In his verdict, Special Judge Shyam Lal does not clearly mention as to what was the motive behind the twin murders, except alluding to grave and sudden provocation caused to the Talwars after ‘witnessing their 14-year-old daughter and domestic help Hemraj in a compromising position’.
“The motive of commission of the crime has been established,” Lal said while sentencing Rajesh and Nupur Talwar to life imprisonment in the Aarushi-Hemraj case.
Dr MS Dahiya, who conducted the post-mortem on Aarushi’s body, is said to have propounded the theory of grave and sudden provocation. Rajesh was incensed into committing the murders after seeing Hemraj in Aarushi’s bedroom.

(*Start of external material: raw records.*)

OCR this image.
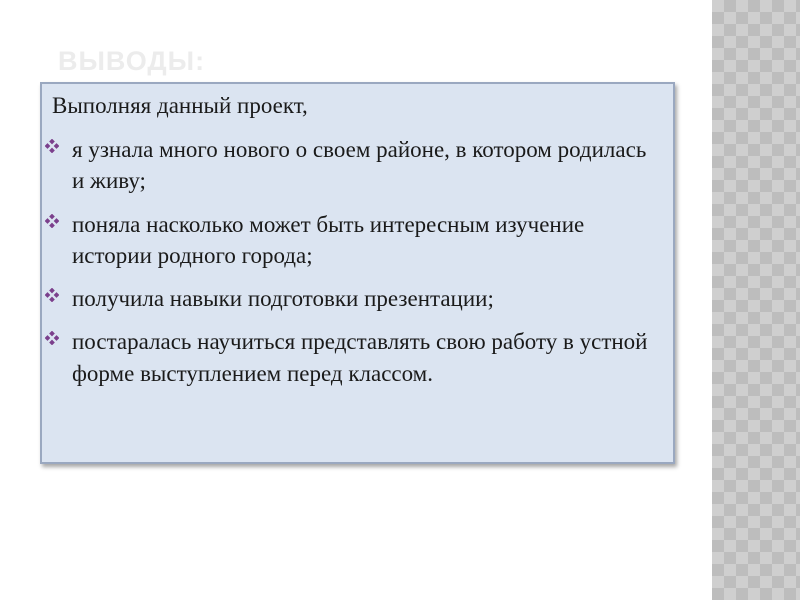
ВЫВОДЫ:
Выполняя данный проект,
я узнала много нового о своем районе, в котором родилась и живу;
поняла насколько может быть интересным изучение истории родного города;
получила навыки подготовки презентации;
постаралась научиться представлять свою работу в устной форме выступлением перед классом.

According to case details, in the intervening night of May 15-16, 2008, Rajesh heard some noise. He went to Hemraj’s room and picked up a golf stick. He heard the noise coming from his daughter’s room. When he pushed the door, which was slightly open, he allegedly found both in an intimate position.
He then bludgeoned them to death with the golf club.

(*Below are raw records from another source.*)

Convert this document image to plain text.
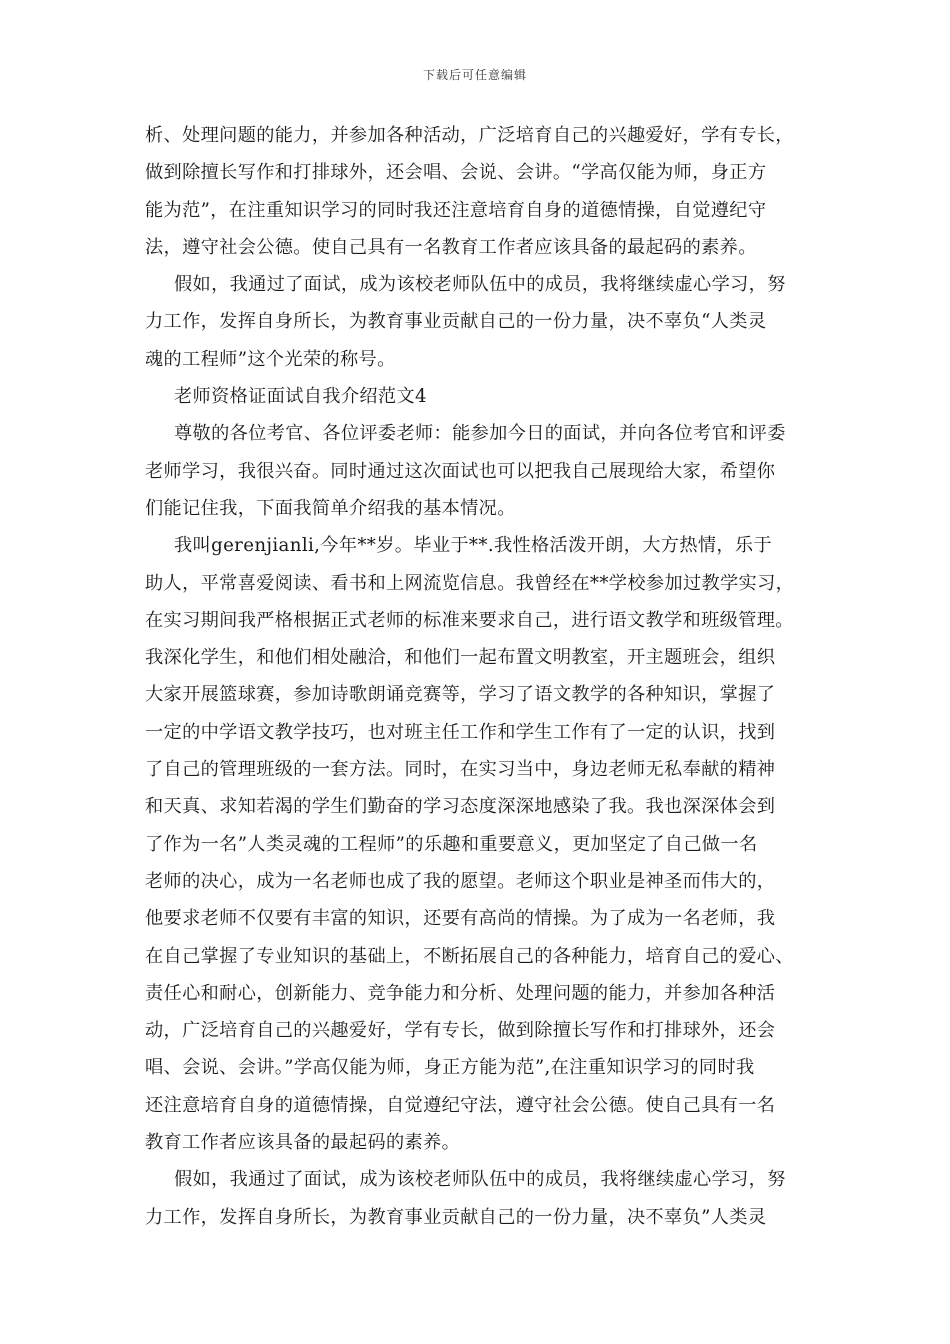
下载后可任意编辑
析、处理问题的能力，并参加各种活动，广泛培育自己的兴趣爱好，学有专长，
做到除擅长写作和打排球外，还会唱、会说、会讲。“学高仅能为师，身正方
能为范”，在注重知识学习的同时我还注意培育自身的道德情操，自觉遵纪守
法，遵守社会公德。使自己具有一名教育工作者应该具备的最起码的素养。
假如，我通过了面试，成为该校老师队伍中的成员，我将继续虚心学习，努
力工作，发挥自身所长，为教育事业贡献自己的一份力量，决不辜负“人类灵
魂的工程师”这个光荣的称号。
老师资格证面试自我介绍范文4
尊敬的各位考官、各位评委老师：能参加今日的面试，并向各位考官和评委
老师学习，我很兴奋。同时通过这次面试也可以把我自己展现给大家，希望你
们能记住我，下面我简单介绍我的基本情况。
我叫gerenjianli,今年**岁。毕业于**.我性格活泼开朗，大方热情，乐于
助人，平常喜爱阅读、看书和上网流览信息。我曾经在**学校参加过教学实习，
在实习期间我严格根据正式老师的标准来要求自己，进行语文教学和班级管理。
我深化学生，和他们相处融洽，和他们一起布置文明教室，开主题班会，组织
大家开展篮球赛，参加诗歌朗诵竞赛等，学习了语文教学的各种知识，掌握了
一定的中学语文教学技巧，也对班主任工作和学生工作有了一定的认识，找到
了自己的管理班级的一套方法。同时，在实习当中，身边老师无私奉献的精神
和天真、求知若渴的学生们勤奋的学习态度深深地感染了我。我也深深体会到
了作为一名”人类灵魂的工程师”的乐趣和重要意义，更加坚定了自己做一名
老师的决心，成为一名老师也成了我的愿望。老师这个职业是神圣而伟大的，
他要求老师不仅要有丰富的知识，还要有高尚的情操。为了成为一名老师，我
在自己掌握了专业知识的基础上，不断拓展自己的各种能力，培育自己的爱心、
责任心和耐心，创新能力、竞争能力和分析、处理问题的能力，并参加各种活
动，广泛培育自己的兴趣爱好，学有专长，做到除擅长写作和打排球外，还会
唱、会说、会讲。”学高仅能为师，身正方能为范”,在注重知识学习的同时我
还注意培育自身的道德情操，自觉遵纪守法，遵守社会公德。使自己具有一名
教育工作者应该具备的最起码的素养。
假如，我通过了面试，成为该校老师队伍中的成员，我将继续虚心学习，努
力工作，发挥自身所长，为教育事业贡献自己的一份力量，决不辜负”人类灵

The couple’s failure to explain the double murders in their house stacked up as crucial circumstantial evidence, leading to their conviction.
Special CBI judge Shyam Lal heavily relied on a chain of circumstantial evidence to hold the couple guilty.
The allegation against the dentists was cemented by the fact that there was no evidence suggesting the entry of outsiders into the house in that night. There were four people in the house and two were found dead.
The dressing up of the crime scene — Aarushi’s bedroom — and tampering with gave credence to the CBI theory that the two were killed on being found together.
Blood stains on the walls but spotless toys on the teenager’s bed that was close to the wall pointed that the crime scene had been interfered with.
A wet patch on Aarushi’s bed indicated that the sheet was cleaned with water.